Consultation Directive will fail to deliver


The EC Information and Consultation Directive is unlikely to promote dialogue and equity in the workplace unless the government is prepared to make meaningful changes to the framework of UK employment law.

According to the Institute of Employment Rights, the Directive will fail to deliver either the Government's promise of fairness at work or the TUC's vision of German-style social partnership and is in danger of ending up as a meaningless exercise.

In a report published to inform responses to the Government's consultation, the Institute warns that the Directive itself is deficient in a number of respects, not least because of the British government's campaign to dilute its contents.

"If things stay as they are, this Directive will be yet another example of a puffed-up right which raises expectations but delivers little," said Carolyn Jones, Director of the Institute.

"In the wake of the Corus disaster and others, workers look to the Government to provide rights that will protect them against arbitrary management decisions. They want to be part of the workplace process that determines their future. In its current form, this Directive will do little to prevent bad employers destroying the lives of many in their search for profits."

Two major obstacles to effective worker participation are the absence of collective bargaining at sectoral level and the exclusion of small businesses from the statutory recognition procedure.

"One of the key supports of the German social model is the institution of collective bargaining at sectoral level, where minimum standards are set,” says the report’s author, Dr Glynis Truter.

“One of the benefits of sectoral bargaining is increased collective bargaining coverage: in Germany the coverage rate is around 70 per cent, which rises to around 85 per cent when account is taken of companies basing the terms and conditions of their workers on collectively-agreed provisions.

“In the UK, on the other hand, decentralisation of collective bargaining over the past 20 years has seen the numbers of workers covered by a collective agreement drop from over 70 per cent to less than 30 per cent."

The minimalist approach that the government appears to have adopted to the implementation of the Directive and its reluctance to introduce anything more than limited changes to the Employment Relations Act, suggests that the promise of fairness and partnership at work has been abandoned, Dr Truter added.
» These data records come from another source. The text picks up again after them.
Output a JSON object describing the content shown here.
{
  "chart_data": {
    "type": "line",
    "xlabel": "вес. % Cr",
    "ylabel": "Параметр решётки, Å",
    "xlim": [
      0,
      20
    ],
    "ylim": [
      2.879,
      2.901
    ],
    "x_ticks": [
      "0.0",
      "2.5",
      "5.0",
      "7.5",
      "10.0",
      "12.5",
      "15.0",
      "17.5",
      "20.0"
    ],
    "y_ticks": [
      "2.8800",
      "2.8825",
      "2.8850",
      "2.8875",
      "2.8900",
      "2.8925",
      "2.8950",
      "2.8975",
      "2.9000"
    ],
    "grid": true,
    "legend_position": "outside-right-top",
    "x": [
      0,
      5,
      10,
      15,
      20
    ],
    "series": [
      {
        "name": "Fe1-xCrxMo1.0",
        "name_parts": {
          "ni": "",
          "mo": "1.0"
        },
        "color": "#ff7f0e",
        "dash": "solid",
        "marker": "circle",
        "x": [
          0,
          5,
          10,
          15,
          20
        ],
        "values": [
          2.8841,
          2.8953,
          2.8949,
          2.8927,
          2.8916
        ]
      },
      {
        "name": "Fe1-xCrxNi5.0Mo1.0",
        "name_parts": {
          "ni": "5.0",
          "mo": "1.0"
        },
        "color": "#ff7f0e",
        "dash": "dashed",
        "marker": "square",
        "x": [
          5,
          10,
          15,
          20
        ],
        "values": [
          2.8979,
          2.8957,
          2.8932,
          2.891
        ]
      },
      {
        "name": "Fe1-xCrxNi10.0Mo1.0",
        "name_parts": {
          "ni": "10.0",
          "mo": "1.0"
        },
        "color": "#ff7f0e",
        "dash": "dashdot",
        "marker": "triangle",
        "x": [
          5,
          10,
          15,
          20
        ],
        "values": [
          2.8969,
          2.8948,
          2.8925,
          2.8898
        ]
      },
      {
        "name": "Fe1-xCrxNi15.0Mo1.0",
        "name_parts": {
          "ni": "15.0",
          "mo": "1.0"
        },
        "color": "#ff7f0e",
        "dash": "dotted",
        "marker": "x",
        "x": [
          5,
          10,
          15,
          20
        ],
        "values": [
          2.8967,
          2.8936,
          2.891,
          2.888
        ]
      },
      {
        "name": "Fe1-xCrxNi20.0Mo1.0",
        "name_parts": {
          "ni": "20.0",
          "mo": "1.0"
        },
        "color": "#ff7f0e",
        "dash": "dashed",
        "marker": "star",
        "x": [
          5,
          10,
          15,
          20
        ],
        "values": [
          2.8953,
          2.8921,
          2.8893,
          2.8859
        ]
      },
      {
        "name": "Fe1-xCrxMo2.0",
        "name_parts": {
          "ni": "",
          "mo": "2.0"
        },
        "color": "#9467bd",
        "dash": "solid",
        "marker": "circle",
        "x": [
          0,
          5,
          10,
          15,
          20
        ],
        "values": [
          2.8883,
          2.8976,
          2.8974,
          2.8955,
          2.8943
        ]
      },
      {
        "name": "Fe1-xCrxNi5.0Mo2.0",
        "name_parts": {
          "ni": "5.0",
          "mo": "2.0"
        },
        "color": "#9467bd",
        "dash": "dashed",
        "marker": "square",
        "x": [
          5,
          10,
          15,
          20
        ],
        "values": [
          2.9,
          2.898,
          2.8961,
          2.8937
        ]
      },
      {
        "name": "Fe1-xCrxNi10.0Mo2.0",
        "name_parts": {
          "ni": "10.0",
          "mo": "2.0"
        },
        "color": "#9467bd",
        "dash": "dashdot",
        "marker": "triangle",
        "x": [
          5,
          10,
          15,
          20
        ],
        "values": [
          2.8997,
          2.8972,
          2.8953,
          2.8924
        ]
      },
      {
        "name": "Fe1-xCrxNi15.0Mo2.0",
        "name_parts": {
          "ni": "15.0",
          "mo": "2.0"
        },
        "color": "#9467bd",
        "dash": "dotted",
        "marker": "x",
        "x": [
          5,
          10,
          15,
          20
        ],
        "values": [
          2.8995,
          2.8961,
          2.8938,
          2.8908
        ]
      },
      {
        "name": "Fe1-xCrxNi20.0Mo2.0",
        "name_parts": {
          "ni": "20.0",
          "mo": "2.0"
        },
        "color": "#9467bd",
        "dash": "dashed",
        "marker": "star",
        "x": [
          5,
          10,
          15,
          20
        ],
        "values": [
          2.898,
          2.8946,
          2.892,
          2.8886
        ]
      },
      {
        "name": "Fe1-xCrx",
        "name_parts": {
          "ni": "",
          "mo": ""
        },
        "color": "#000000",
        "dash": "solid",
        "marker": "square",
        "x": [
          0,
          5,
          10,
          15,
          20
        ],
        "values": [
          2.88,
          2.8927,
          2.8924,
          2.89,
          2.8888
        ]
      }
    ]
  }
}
To remedy the defects in the existing employment law framework and provide a clearly defined and coherent set of participation rights, the report suggests a 13-point agenda for change:

  1. the right to consultation on economic matters and the right of joint decision-making on all other matters affecting the employment relationship that are not covered by a collective agreement;
  2. the right to be provided with information on all of the matters in respect of which consultation and joint decision-making are required;
  3. a requirement that the parties determine a strategy to alleviate the economic effects of structural changes;
  4. in respect of the right to consultation, an obligation to consult prior to the taking of decisions;
  5. in workplaces with a recognised trade union, an obligation to provide information to, and consult and engage in joint decision-making with, representatives of that trade union;
  6. in workplaces without a recognised trade union, a requirement that a participation forum be established by the employer within a specified period in accordance with a prescribed procedure;
  7. an obligation to convene for discussion at least once a month;
  8. a requirement that resources for the participation forum be provided by the employer or that a fund sponsored by all employers be established for this purpose;
  9. a provision which allows the nullification of any decisions taken in breach of the employer's duties and
  10. an obligation to establish a participation forum in all workplaces in both the private and public sectors, irrespective of the size of the organisation
  11. a right to be represented on company boards;
  12. the removal of the threshold for the acquisition of recognition; and
  13. the reconstruction of a sectoral bargaining framework which allows a degree of co-ordination between sectoral and enterprise levels and includes a mechanism for the extension of collective agreements concluded at sectoral level to non-unionised workplaces.